1st Edition

Causal Inference and Machine Learning In Economics, Social, and Health Sciences

By Mutlu Yuksel, Yigit Aydede Copyright 2026
838 Pages 34 Color & 17 B/W Illustrations
by Chapman & Hall

Causal Inference and Machine Learning in Economics, Social, and Health Sciences bridges the gap between modern machine learning methods and the applied needs of economists, public health researchers, and social scientists. Designed with students and practitioners in mind, the book introduces machine learning through the lens of causal inference, offering a rigorous yet accessible roadmap for using data to answer real-world policy questions.

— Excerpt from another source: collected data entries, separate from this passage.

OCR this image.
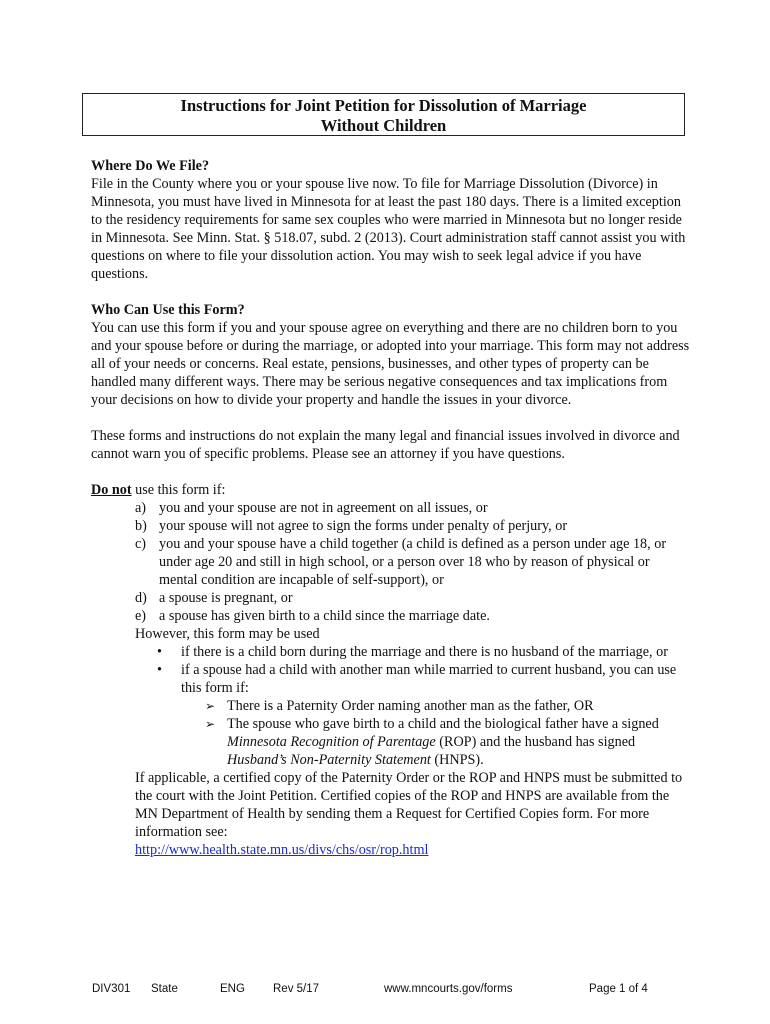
Instructions for Joint Petition for Dissolution of Marriage
Without Children

Where Do We File?

File in the County where you or your spouse live now. To file for Marriage Dissolution (Divorce) in Minnesota, you must have lived in Minnesota for at least the past 180 days. There is a limited exception to the residency requirements for same sex couples who were married in Minnesota but no longer reside in Minnesota. See Minn. Stat. § 518.07, subd. 2 (2013). Court administration staff cannot assist you with questions on where to file your dissolution action. You may wish to seek legal advice if you have questions.

Who Can Use this Form?

You can use this form if you and your spouse agree on everything and there are no children born to you and your spouse before or during the marriage, or adopted into your marriage. This form may not address all of your needs or concerns. Real estate, pensions, businesses, and other types of property can be handled many different ways. There may be serious negative consequences and tax implications from your decisions on how to divide your property and handle the issues in your divorce.

These forms and instructions do not explain the many legal and financial issues involved in divorce and cannot warn you of specific problems. Please see an attorney if you have questions.

Do not use this form if:

a) you and your spouse are not in agreement on all issues, or
b) your spouse will not agree to sign the forms under penalty of perjury, or
c) you and your spouse have a child together (a child is defined as a person under age 18, or under age 20 and still in high school, or a person over 18 who by reason of physical or mental condition are incapable of self-support), or
d) a spouse is pregnant, or
e) a spouse has given birth to a child since the marriage date.

However, this form may be used

• if there is a child born during the marriage and there is no husband of the marriage, or
• if a spouse had a child with another man while married to current husband, you can use this form if:
➢ There is a Paternity Order naming another man as the father, OR
➢ The spouse who gave birth to a child and the biological father have a signed Minnesota Recognition of Parentage (ROP) and the husband has signed Husband’s Non-Paternity Statement (HNPS).

If applicable, a certified copy of the Paternity Order or the ROP and HNPS must be submitted to the court with the Joint Petition. Certified copies of the ROP and HNPS are available from the MN Department of Health by sending them a Request for Certified Copies form. For more information see:

http://www.health.state.mn.us/divs/chs/osr/rop.html

DIV301 State	ENG Rev 5/17	www.mncourts.gov/forms	Page 1 of 4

It combines econometric and machine learning methods such as penalized regressions, random forests, boosting, double machine learning, and the most up-to-date estimation methods for addressing selection on observables (e.g., matching, AIPW) and unobservables (e.g., instrumental variables, difference-in-differences, synthetic control). Readers learn how to estimate treatment effects, uncover heterogeneity, and work with high-dimensional data, while gaining clarity on assumptions, trade-offs, and limitations. The book also covers advanced and often underrepresented topics such as time series forecasting with machine learning methods, neural networks and deep learning, and core optimization algorithms like gradient descent. Each method is introduced with intuition, formal treatment, and applied examples from economics, health, labor, and development studies. It places special emphasis on transparency, identification, and interpretability.

Beyond introducing models, it provides step-by-step guidance from raw data to estimation, showing not just what works, but how and why—both methodologically and computationally. Unlike many texts that rely on pre–built software or assume deep technical knowledge, this book builds from foundational concepts such as estimation, error decomposition, and bias-variance trade-offs, then progresses to advanced machine learning approaches. Simulation-based pedagogy helps readers visualize model behavior under known conditions, enabling researchers and students alike to see how statistical tools perform across diverse empirical settings.

A distinctive feature of the book is its focus on when and how to use predictive versus causal models. Rather than treating them as separate tasks, it shows how each can inform the other. Practical insights, diagnostics, and examples guide readers in selecting appropriate tools based on research goals and data characteristics.

With its clear style, practical code in R, and integrated approach to prediction and causality, this book is an essential resource for applied researchers, students, and anyone using data to inform policy and decision–making.

KEY FEATURES

  • Integrates causal inference with the latest econometric and machine learning methods to address real–world policy questions in economics, health, and the social sciences.
  • Offers clear, detailed explanations and intuitive guidance—even for foundational concepts often overlooked in other sources—to build theoretical understanding and link econometric principles to application.
  • Designed for applied researchers, students, and practitioners with limited technical background, with step-by-step instruction from raw data and basic code, including how both the methods and the underlying code function.
  • Provides practical guidance on when and how to use predictive vs. causal models, highlighting their trade-offs and pitfalls to avoid, supported by real-world examples and simulation-based demonstrations.

1. Introduction

2. From Data to Causality

3. Learning Systems

4. Error

5. Bias-Variance Trade-off

6. Overfitting

7. Parametric Estimation - Basics

8. Nonparametric Estimations - Basics

9. Hyperparameter Tuning

10. Classification

11. Model Selection and Sparsity

12. Penalized Regression Methods

13. Classification and Regression Trees (CART)

14. Ensemble Learning and Random Forest

15. Boosting

16. Counterfactual Framework

17. Randomized Controlled Trials

18. Selection on Observables

19. Double Machine Learning

20. Matching Methods

21. Inverse Weighting and Doubly Robust Estimation

22. Selection on Unobservables and DML-IV

23. Heterogeneous Treatment Effects

24. Causal Trees and Forests

25. Meta Learners for Treatment Effects

26. Difference in Differences and DML-DiD

27. Synthetic DiD and Regression Discontinuity

28. Time Series Forecasting

29. Direct Forecasting with Random Forests

30. Neural Networks & Deep Learning

31. Matrix Decomposition and Applications

32. Optimization Algorithms - Basics

Biography

Mutlu Yuksel is a Professor of Economics at Dalhousie University, Canada, and an applied microeconomist whose research spans labor, health, and development. His recent work applies machine learning and high-dimensional data to complex policy questions. He has received teaching awards and co-founded the ML Portal to support research and training in social and health policy.

Yigit Aydede is the Sobey Professor of Economics at Saint Mary’s University, Canada, and an applied economist working at the intersection of econometrics, machine learning, and artificial intelligence (AI). He teaches data analytics and serves as Faculty in Residence at the Sobey School of Business and as an Affiliate Scientist at Nova Scotia Health. Aydede is also the co-founder of Novastorms.ai and the ML Portal, both focused on data-driven public policy and health research.